The paradox is that forced goal-oriented movements go really well, even though Parkinson affects movement, Duysen explains. That has to do with an urgency in which the body has to react, and therefore movements suddenly do go well. That happens because an unaffected part of the brain is suddenly activated.
‘So, when I see a shuttle flying towards me, I can react quite appropriately and quickly hit it back to the other side. The same goes for dancing to music: that suddenly goes way better because the music causes another part of the brain to be active.’
‘I can now write from the perspective of a researcher and a patient’

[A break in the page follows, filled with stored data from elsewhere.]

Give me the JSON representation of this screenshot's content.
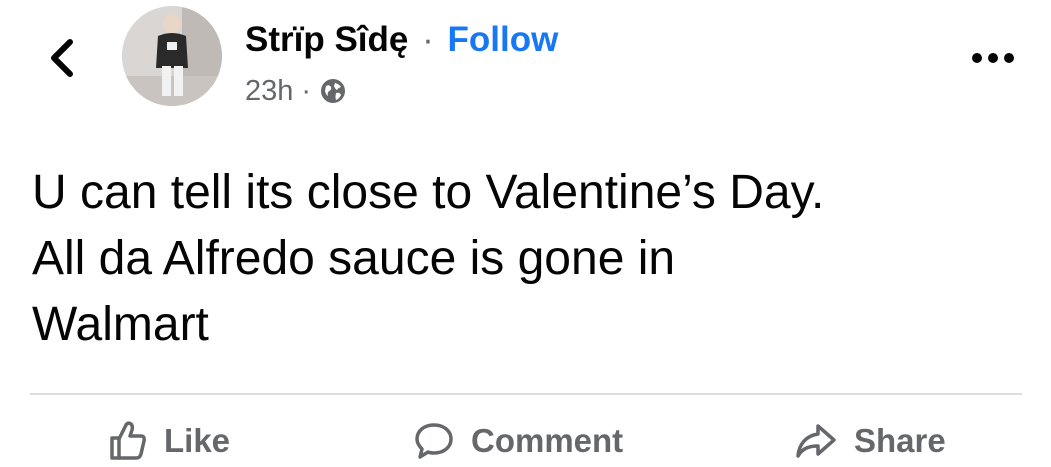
{
  "post": {
    "author": "Strïp Sîdę",
    "separator": "·",
    "follow_label": "Follow",
    "time": "23h",
    "meta_separator": "·",
    "privacy_icon": "globe-icon",
    "text_lines": [
      "U can tell its close to Valentine’s Day.",
      "All da Alfredo sauce is gone in",
      "Walmart"
    ]
  },
  "actions": {
    "like_label": "Like",
    "comment_label": "Comment",
    "share_label": "Share"
  },
  "colors": {
    "link": "#1877f2",
    "secondary_text": "#65676b",
    "primary_text": "#050505",
    "divider": "#dcdde1"
  }
}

When Duysens talks about the disease, he does so extensively and attentively. Even passionately. He does not see his status as a patient as something solely negative. ‘On the contrary, this is a unique opportunity for science. I can now write from the perspective of a researcher and a patient. The first thing I did when I got the diagnosis was read more about the disease. In my most recent article, which was published a few months ago, I describe what I observed myself and what I thought was happening, but with scientific substantiations.’
Duysens does not just do research but also participates in studies as a patient. He also serves as a test subject for students or coworkers, sometimes risking his own body.

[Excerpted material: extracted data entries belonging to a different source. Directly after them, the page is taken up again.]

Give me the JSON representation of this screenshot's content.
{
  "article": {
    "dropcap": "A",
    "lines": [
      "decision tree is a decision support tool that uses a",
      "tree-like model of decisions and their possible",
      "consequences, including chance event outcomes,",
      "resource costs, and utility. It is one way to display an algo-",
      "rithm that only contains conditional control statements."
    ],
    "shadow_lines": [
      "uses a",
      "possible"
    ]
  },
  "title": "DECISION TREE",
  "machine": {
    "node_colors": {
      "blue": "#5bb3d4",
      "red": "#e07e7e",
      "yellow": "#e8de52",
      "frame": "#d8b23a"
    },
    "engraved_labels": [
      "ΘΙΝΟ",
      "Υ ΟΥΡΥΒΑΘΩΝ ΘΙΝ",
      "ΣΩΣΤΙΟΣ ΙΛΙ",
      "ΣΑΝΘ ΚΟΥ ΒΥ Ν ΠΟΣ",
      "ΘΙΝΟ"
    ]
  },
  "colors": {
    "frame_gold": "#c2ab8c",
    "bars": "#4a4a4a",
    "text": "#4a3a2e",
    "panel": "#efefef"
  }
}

‘The notorious ‘retropulsion test’ has someone stand behind you, put their hands on your shoulders and suddenly pull you backwards’, says Duysens. ‘Someone with Parkinson has difficulty moving backwards and has a bigger chance to fall over. That is why it is important to determine how well someone can still do this and how the body reacts to unexpected movements.’

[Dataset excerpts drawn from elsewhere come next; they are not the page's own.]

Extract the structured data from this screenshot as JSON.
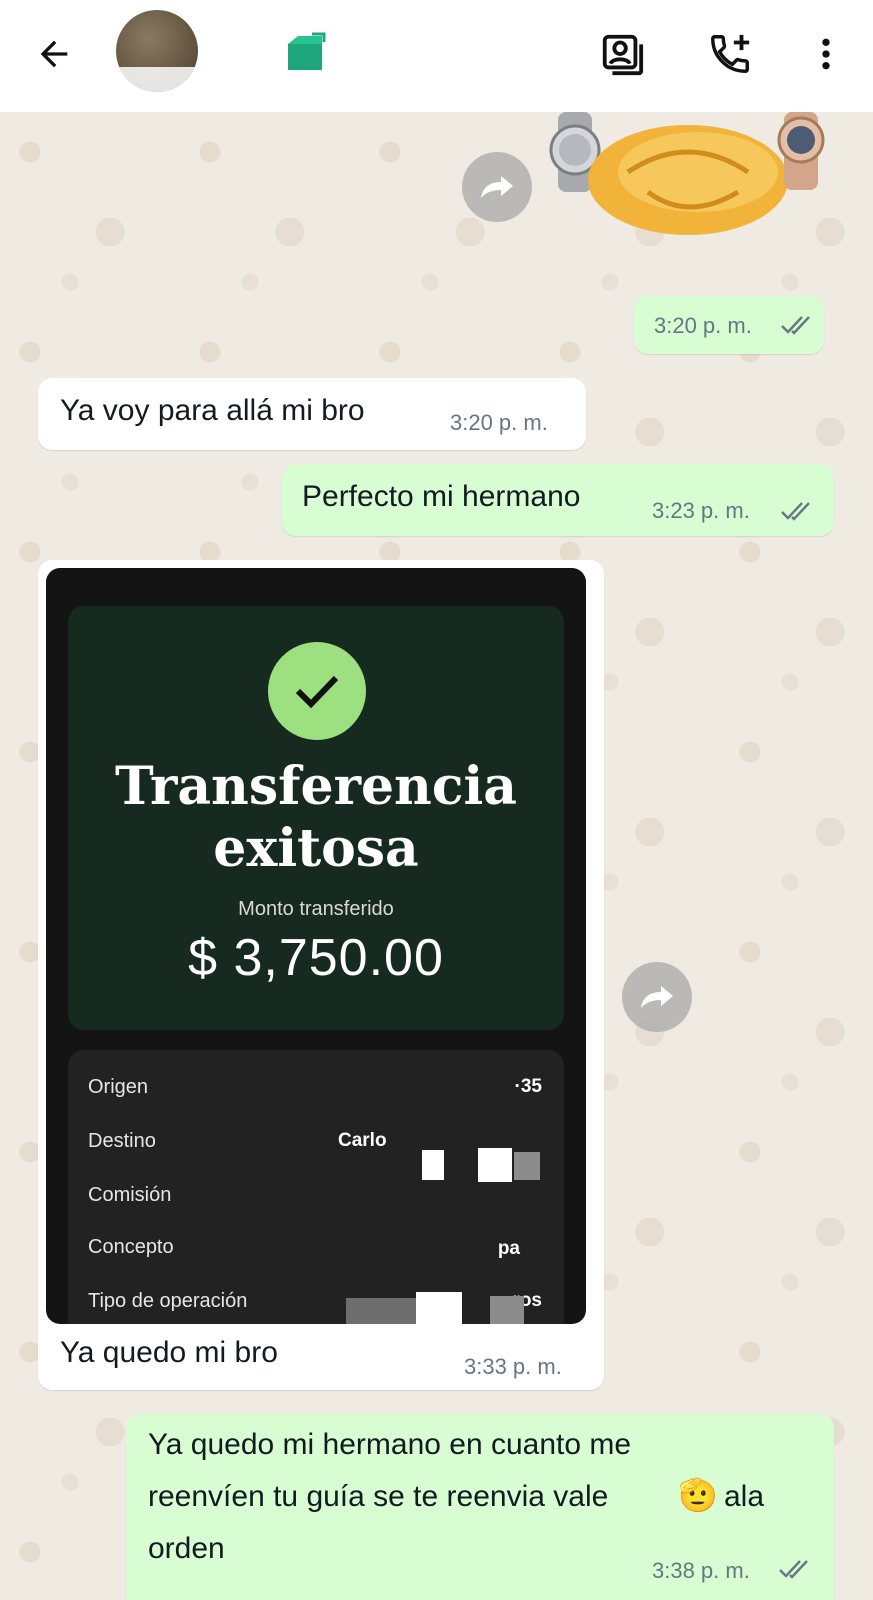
{
  "header": {
    "back_icon": "arrow-left-icon",
    "contact_icon": "green-app-icon",
    "actions": [
      "contact-card-icon",
      "add-call-icon",
      "more-vertical-icon"
    ]
  },
  "messages": [
    {
      "type": "sticker",
      "direction": "out",
      "time": "3:20 p. m.",
      "status": "read"
    },
    {
      "type": "text",
      "direction": "in",
      "text": "Ya voy para allá mi bro",
      "time": "3:20 p. m."
    },
    {
      "type": "text",
      "direction": "out",
      "text": "Perfecto mi hermano",
      "time": "3:23 p. m.",
      "status": "read"
    },
    {
      "type": "image",
      "direction": "in",
      "caption": "Ya quedo mi bro",
      "time": "3:33 p. m.",
      "receipt": {
        "title_line1": "Transferencia",
        "title_line2": "exitosa",
        "subtitle": "Monto transferido",
        "amount": "$ 3,750.00",
        "rows": [
          {
            "label": "Origen",
            "value": "·35"
          },
          {
            "label": "Destino",
            "value": "Carlo"
          },
          {
            "label": "Comisión",
            "value": ""
          },
          {
            "label": "Concepto",
            "value": "pa"
          },
          {
            "label": "Tipo de operación",
            "value": "ros"
          }
        ]
      }
    },
    {
      "type": "text",
      "direction": "out",
      "lines": [
        "Ya quedo mi hermano en cuanto me",
        "reenvíen tu guía se te reenvia vale",
        "orden"
      ],
      "emoji_inline": "🫡",
      "after_emoji": "ala",
      "time": "3:38 p. m.",
      "status": "read"
    }
  ],
  "colors": {
    "chat_bg": "#efeae2",
    "incoming_bubble": "#ffffff",
    "outgoing_bubble": "#d9fdd3",
    "read_ticks": "#667781",
    "success_green": "#9de07f"
  }
}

‘They have developed platforms that can quickly move forwards and therefore simulate a certain retropulsion (a sudden backwards movement, EB.) to make the test more accurate’, he continues. ‘In that way, the force of the pull backwards can be measured more precisely.’ He smiles. ‘I immediately jumped on that thing, they didn’t have to ask me twice.’
‘Parkinson is not the end of your life’
Duysens highlights the importance of these types of tests during a walk in the woods by his home. ‘I got jumped here by an unleashed dog recently. That is very dangerous, because stepping backwards and catching myself is really difficult – and so I fell back. Thankfully I was helped by bystanders and I ended up with just some scrapes and bruises.’
‘A Parkinson diagnosis is not the end of your life’, Duysens emphasises. ‘There are still so many ways for you to move and do things. Of course, it’s good to be aware that you will die eventually, but you shouldn’t think of that all the time. I wouldn’t want to miss the past couple years for the world. That is the attitude I try to give to other patients as much as possible too.’
What will his future look like? That is unsure, he says. ‘The disease will worsen over time. So I will have to move one day because I will not be able to live independently anymore, and I will also have to look into the possibilities of euthanasia.’ He falls silent for a brief moment, before a determined look appears in his eyes. ‘But you can postpone that process as far as possible by moving a lot, so that is definitely what I’ll be doing until that time comes.’